Ana Ventura Romero era la mujer de Cándido. Tenía su edad, sesenta años. Casados desde hacía cuarenta, contaban solo diecinueve años cuando ella se quedó embarazada de Inma, la mayor de sus dos hijas; una feminista que vivía y trabajaba en Madrid. A los treinta y siete años tuvieron a Consuelo, su segunda hija. Las malas lenguas de Roquesas aseguraban que la segunda no era hija de Cándido. Llegaron a decir que este se había hecho la vasectomía nada más cumplir los treinta. Rosa, la mujer de Álvaro, le dijo una vez a este que el doctor Montero le había comentado de forma fidedigna que conocía al cirujano que intervino a Cándido y que era verdad, que no podía tener hijos desde hacía treinta años. De todas formas, el matrimonio llevaba bien esa situación y además había informes médicos que indicaban que la operación de vasectomía no estaba garantizada al cien por cien.

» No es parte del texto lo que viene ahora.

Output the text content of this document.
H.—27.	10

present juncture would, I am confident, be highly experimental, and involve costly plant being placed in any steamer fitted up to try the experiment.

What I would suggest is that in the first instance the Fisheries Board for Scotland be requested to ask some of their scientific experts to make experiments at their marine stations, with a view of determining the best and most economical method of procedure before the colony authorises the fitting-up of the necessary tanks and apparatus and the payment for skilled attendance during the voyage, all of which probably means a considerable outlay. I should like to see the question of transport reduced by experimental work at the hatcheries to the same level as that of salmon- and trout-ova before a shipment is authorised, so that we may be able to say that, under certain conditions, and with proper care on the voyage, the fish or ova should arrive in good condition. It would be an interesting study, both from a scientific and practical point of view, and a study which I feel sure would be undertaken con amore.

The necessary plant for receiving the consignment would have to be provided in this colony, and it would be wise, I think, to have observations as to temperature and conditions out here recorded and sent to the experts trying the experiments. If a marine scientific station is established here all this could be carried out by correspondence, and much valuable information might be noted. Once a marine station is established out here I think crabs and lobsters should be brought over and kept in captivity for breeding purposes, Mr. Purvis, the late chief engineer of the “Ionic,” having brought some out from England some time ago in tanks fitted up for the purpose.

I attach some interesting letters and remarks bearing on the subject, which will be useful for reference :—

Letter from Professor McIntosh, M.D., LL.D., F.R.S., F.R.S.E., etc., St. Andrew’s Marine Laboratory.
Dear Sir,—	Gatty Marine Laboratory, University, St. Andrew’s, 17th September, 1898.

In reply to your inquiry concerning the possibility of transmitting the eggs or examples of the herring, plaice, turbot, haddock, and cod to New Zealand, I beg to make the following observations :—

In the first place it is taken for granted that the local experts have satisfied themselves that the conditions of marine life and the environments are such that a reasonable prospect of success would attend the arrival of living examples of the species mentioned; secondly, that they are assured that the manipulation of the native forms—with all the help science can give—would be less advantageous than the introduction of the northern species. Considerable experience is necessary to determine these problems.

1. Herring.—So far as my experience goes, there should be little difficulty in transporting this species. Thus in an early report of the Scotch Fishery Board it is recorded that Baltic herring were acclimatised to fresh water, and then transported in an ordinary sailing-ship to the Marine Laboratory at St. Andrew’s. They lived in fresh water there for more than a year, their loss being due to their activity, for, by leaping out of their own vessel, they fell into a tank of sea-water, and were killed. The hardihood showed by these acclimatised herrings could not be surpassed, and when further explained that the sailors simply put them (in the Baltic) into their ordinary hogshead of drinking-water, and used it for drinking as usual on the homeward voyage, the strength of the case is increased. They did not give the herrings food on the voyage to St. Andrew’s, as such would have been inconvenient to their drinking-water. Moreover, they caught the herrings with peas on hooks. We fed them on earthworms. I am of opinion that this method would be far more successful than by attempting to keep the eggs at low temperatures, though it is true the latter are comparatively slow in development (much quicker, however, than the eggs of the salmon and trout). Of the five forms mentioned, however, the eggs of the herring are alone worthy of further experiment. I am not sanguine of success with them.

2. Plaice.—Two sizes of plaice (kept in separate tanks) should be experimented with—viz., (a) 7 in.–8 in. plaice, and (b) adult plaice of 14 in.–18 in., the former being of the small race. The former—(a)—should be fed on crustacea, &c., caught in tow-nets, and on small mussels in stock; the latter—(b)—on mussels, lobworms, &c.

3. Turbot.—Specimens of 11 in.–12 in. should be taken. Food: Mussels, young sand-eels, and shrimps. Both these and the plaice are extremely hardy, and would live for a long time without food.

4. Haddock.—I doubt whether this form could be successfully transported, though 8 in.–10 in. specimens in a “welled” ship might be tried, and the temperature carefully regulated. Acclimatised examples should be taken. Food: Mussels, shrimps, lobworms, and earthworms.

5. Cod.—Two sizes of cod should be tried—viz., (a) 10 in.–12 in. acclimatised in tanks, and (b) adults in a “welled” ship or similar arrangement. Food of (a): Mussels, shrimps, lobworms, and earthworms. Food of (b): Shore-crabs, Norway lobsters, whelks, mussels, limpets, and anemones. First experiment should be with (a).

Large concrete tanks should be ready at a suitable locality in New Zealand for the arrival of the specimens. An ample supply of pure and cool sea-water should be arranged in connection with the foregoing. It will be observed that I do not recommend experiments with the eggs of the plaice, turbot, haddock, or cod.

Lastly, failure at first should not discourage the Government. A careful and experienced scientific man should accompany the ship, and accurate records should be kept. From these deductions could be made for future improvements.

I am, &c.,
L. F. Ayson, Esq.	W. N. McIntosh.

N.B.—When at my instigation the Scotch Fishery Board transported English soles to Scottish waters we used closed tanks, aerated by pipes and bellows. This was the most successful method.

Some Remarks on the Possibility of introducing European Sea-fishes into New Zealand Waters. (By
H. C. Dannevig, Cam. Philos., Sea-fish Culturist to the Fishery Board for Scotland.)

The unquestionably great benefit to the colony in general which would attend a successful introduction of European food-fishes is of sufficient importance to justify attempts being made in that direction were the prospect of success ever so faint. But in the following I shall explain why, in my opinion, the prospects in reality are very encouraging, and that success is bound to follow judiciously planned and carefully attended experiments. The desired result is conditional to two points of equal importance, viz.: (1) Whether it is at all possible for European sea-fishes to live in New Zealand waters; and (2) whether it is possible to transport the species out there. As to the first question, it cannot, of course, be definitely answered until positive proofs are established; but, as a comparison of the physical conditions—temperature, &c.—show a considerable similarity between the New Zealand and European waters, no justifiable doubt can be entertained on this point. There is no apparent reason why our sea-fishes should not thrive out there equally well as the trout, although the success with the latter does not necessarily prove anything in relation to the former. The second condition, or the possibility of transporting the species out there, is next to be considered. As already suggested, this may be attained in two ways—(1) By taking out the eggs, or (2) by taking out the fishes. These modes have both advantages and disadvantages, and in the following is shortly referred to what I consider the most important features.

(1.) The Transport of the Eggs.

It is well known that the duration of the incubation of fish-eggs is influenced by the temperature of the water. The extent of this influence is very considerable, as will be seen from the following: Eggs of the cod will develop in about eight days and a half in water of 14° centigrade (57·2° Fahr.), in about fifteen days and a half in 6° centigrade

Justo al salir del restaurante, prácticamente en la puerta y cuando se disponían a despedirse hasta otro día, se toparon con un amigo de Cándido que Álvaro no conocía hasta que el director del banco los presentó.
—¡Luis! —exclamó Cándido—. ¿Qué tal estás, campeón? Hace tiempo que no te veo —manifestó efusivamente.
Álvaro los observó mientras los dos se abrazaban.